06 December 2011

Is it time to prepare for the inevitable?

Sage Magazine recently featured a blog post from Durban titled "COP 17: What to expect when you're expecting climate change".  The post focuses on two things: extending the Kyoto commitments and "securing financial commitments to the Green Climate Fund", which would provide funding to projects like REDD+ and other emissions reduction schemes in the developing world.

At the pace climate negotiations are currently progressing, however, it seems unlikely that we'll see anything substantial come out of Durban, especially when we consider the United States' continued unwillingness to commit to meaningful targets.  With that in mind, it may be judicious to be a bit...pessimistic.  Instead of wasting time bickering over details that probably won't matter in the long run, countries should begin preparing for the inevitable.

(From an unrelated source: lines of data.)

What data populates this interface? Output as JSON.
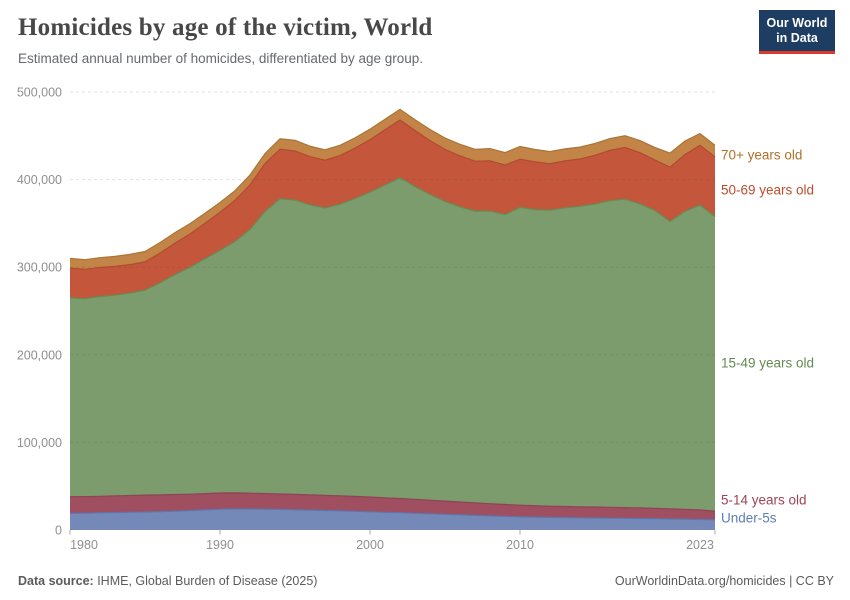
{
  "header": {
    "title": "Homicides by age of the victim, World",
    "subtitle": "Estimated annual number of homicides, differentiated by age group.",
    "logo": {
      "line1": "Our World",
      "line2": "in Data",
      "bg_color": "#1d3d63",
      "accent_color": "#dc382e"
    }
  },
  "footer": {
    "source_label": "Data source:",
    "source_text": " IHME, Global Burden of Disease (2025)",
    "credit": "OurWorldinData.org/homicides | CC BY"
  },
  "chart_data": {
    "type": "area",
    "stacked": true,
    "title": "Homicides by age of the victim, World",
    "xlabel": "",
    "ylabel": "Estimated annual number of homicides",
    "grid": "horizontal-dashed",
    "legend_position": "right-edge-labels",
    "xlim": [
      1980,
      2023
    ],
    "ylim": [
      0,
      500000
    ],
    "xticks": [
      1980,
      1990,
      2000,
      2010,
      2023
    ],
    "yticks": [
      0,
      100000,
      200000,
      300000,
      400000,
      500000
    ],
    "plot": {
      "x0": 70,
      "x1": 715,
      "y0": 530,
      "y1": 92,
      "label_x": 721
    },
    "x": [
      1980,
      1981,
      1982,
      1983,
      1984,
      1985,
      1986,
      1987,
      1988,
      1989,
      1990,
      1991,
      1992,
      1993,
      1994,
      1995,
      1996,
      1997,
      1998,
      1999,
      2000,
      2001,
      2002,
      2003,
      2004,
      2005,
      2006,
      2007,
      2008,
      2009,
      2010,
      2011,
      2012,
      2013,
      2014,
      2015,
      2016,
      2017,
      2018,
      2019,
      2020,
      2021,
      2022,
      2023
    ],
    "series": [
      {
        "id": "under-5s",
        "label": "Under-5s",
        "fill": "#7489b7",
        "edge": "#5c76ad",
        "label_color": "#5c7db5",
        "label_y": 518,
        "values": [
          19000,
          19200,
          19600,
          20000,
          20300,
          20600,
          21000,
          21500,
          22100,
          23000,
          23800,
          24100,
          24000,
          23800,
          23500,
          23100,
          22700,
          22300,
          21800,
          21300,
          20800,
          20200,
          19700,
          19100,
          18500,
          17900,
          17300,
          16700,
          16100,
          15600,
          15100,
          14700,
          14400,
          14100,
          13900,
          13700,
          13500,
          13300,
          13100,
          12900,
          12600,
          12300,
          12000,
          11700
        ]
      },
      {
        "id": "5-14-years-old",
        "label": "5-14 years old",
        "fill": "#9f4f60",
        "edge": "#8f4356",
        "label_color": "#9d4354",
        "label_y": 500,
        "values": [
          19000,
          18900,
          18900,
          19000,
          19100,
          19200,
          19100,
          19000,
          18800,
          18600,
          18400,
          18200,
          18000,
          17800,
          17600,
          17500,
          17400,
          17300,
          17100,
          17000,
          16800,
          16600,
          16300,
          15900,
          15500,
          15100,
          14700,
          14300,
          13900,
          13500,
          13200,
          13000,
          12800,
          12700,
          12600,
          12500,
          12400,
          12300,
          12100,
          11900,
          11600,
          11300,
          11000,
          9800
        ]
      },
      {
        "id": "15-49-years-old",
        "label": "15-49 years old",
        "fill": "#7d9c6d",
        "edge": "#668c54",
        "label_color": "#648a52",
        "label_y": 363,
        "values": [
          227000,
          226000,
          228000,
          229000,
          231000,
          234000,
          242000,
          251000,
          259000,
          268000,
          277000,
          287000,
          301000,
          322000,
          337000,
          336000,
          331000,
          328000,
          333000,
          340000,
          348000,
          357000,
          366000,
          357000,
          349000,
          342000,
          337000,
          333000,
          334000,
          331000,
          340000,
          338000,
          338000,
          341000,
          343000,
          346000,
          350000,
          352000,
          347000,
          340000,
          328000,
          340000,
          348000,
          336000
        ]
      },
      {
        "id": "50-69-years-old",
        "label": "50-69 years old",
        "fill": "#c4563c",
        "edge": "#b34a2f",
        "label_color": "#bd4b2d",
        "label_y": 190,
        "values": [
          34000,
          33500,
          33200,
          33000,
          32600,
          32200,
          34000,
          36000,
          38000,
          40500,
          43500,
          47000,
          51000,
          54500,
          56500,
          56000,
          55000,
          54500,
          55500,
          57500,
          60000,
          63000,
          66000,
          64000,
          61500,
          59500,
          58000,
          57000,
          57500,
          56500,
          55000,
          54500,
          53000,
          53500,
          54000,
          55500,
          57500,
          59000,
          58500,
          57500,
          62000,
          65000,
          68000,
          68500
        ]
      },
      {
        "id": "70-plus-years-old",
        "label": "70+ years old",
        "fill": "#c28547",
        "edge": "#ab7434",
        "label_color": "#b0702a",
        "label_y": 155,
        "values": [
          11000,
          11000,
          11100,
          11300,
          11600,
          11900,
          12000,
          12000,
          11900,
          11600,
          11200,
          11000,
          11200,
          11600,
          12000,
          12100,
          12000,
          11900,
          11800,
          11800,
          11900,
          12000,
          12200,
          12400,
          12700,
          13000,
          13300,
          13600,
          13900,
          14200,
          14500,
          14200,
          13800,
          13700,
          13600,
          13500,
          13400,
          13500,
          13800,
          14200,
          16000,
          15500,
          13500,
          13000
        ]
      }
    ],
    "axis_colors": {
      "tick_label": "#8f8f8f",
      "tick_mark": "#aaaaaa",
      "gridline": "#4d4d4d"
    }
  }
}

There are two key elements to this: the costs of adaptation and climate migration.  The first should be relatively straightforward.  We know climate change is happening, so we should invest money in things that help us prepare for it.  For big, rich countries, this isn't an issue; if the sea level rises, the UK can afford to build a sea wall.  But for states like Tuvalu, Madagascar and Indonesia, this will be a challenge - one that's insurmountable without the help of developed countries like the US.  Morally, we're obligated to do it, since it definitely wasn't Tuvalu's GHG emissions that induced climate change.  That should be priority number one.

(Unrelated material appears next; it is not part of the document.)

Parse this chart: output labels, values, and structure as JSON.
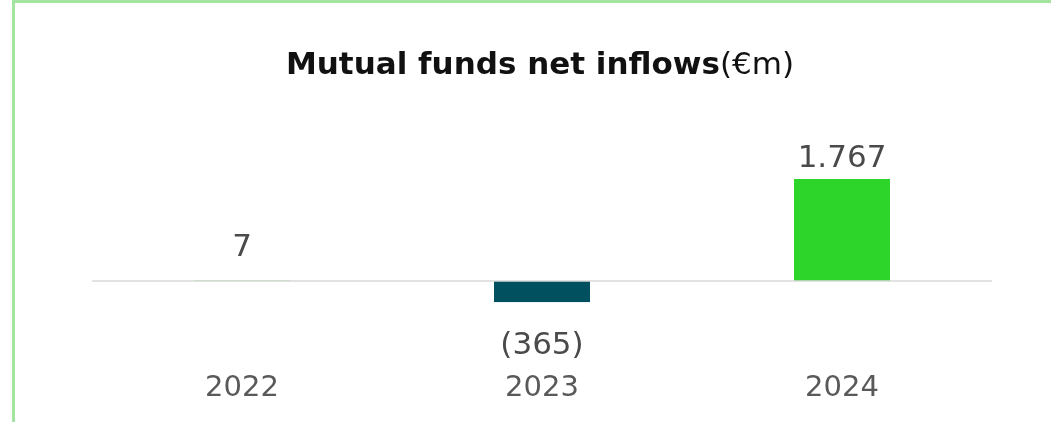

Another important issue is conflict and migration that climate change will inevitably spur.  Jeffrey Sachs is kind of silly sometimes, but he's right that most future wars will be fought over resources.  In Africa, for example, it's easy to see how a lack of fresh water or arable land - resources that are already too scarce for the continent's rapidly growing population - could lead to genocide.  If there are too many people, the most obvious solution is...less people.  International organizations and powerful countries must be willing to obviate these problems.  They must also be willing to accept immigrants. To use Tuvalu as an example again, they're out of fresh water, and importing it from Guam is obviously unsustainable.  They'll probably have to migrate to Australia and New Zealand, and richer countries have to be prepared to accept immigrants whose home countries have become uninhabitable.  It's important to start designing these legal frameworks now.